Präsident Voßkuhlke sagte dazu: Zum einen müsse das Recht, einer Gewerkschaft beizutreten, für jedermann – auch für Beamte – gewährleistet sein. Zum anderen gewährleiste Artikel 11 der Menschenrechtskonvention den Gewerkschaften das Recht, sich Gehör zu verschaffen und dadurch ihre Interessen zu schützen. "Mit diesen Grundwerten steht das deutsche Recht im Einklang."

 Lehrerverband und Bundesregierung loben Urteil

Der Deutsche Lehrerverband hat das Urteil begrüßt. "Sonst wären Beamte im Schulbereich ein Auslaufmodell geworden. Das wollen wir nicht", sagte Verbandspräsident Heinz-Peter Meidinger dem Redaktionsnetzwerk Deutschland (RND). Meidinger forderte die Bundesländer auf, beamteten Lehrern stärkere Mitwirkungsrechte bei Verhandlungen über Arbeitsbedingungen und Besoldung einzuräumen. "Wir wollen kein Streikrecht, aber mehr als ein Anhörungsrecht", sagte er.

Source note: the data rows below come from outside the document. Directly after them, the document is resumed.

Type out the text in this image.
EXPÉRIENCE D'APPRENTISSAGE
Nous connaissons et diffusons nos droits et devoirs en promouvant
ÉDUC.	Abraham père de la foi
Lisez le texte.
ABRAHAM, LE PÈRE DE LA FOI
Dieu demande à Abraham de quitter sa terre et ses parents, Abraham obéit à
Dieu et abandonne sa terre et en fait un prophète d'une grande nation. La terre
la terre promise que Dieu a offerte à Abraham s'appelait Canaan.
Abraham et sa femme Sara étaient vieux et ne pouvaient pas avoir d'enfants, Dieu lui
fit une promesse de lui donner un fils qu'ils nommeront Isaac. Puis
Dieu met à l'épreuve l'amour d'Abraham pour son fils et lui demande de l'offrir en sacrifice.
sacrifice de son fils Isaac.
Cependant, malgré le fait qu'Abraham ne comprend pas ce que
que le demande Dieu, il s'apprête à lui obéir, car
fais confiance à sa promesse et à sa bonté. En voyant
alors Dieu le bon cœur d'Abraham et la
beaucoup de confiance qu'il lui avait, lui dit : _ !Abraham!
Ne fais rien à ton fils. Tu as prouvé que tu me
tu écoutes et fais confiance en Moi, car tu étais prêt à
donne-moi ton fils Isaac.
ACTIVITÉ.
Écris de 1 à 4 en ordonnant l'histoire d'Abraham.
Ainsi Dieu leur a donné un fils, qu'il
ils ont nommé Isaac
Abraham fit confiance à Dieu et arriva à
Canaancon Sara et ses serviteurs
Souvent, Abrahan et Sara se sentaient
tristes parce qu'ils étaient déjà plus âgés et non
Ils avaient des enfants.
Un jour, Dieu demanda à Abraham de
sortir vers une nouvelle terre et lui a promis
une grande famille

Auch die Bundesregierung zeigte sich erfreut über das Urteil. Er sei "sehr zufrieden", dass die Position der Bundesregierung voll bestätigt worden sei, sagte der Parlamentarische Staatssekretär im Bundesinnenministerium, Stephan Mayer. Auch er halte den Grundsatz für "sehr angemessen", dass es für Beamte keine "Rosinenpickerei" geben dürfe.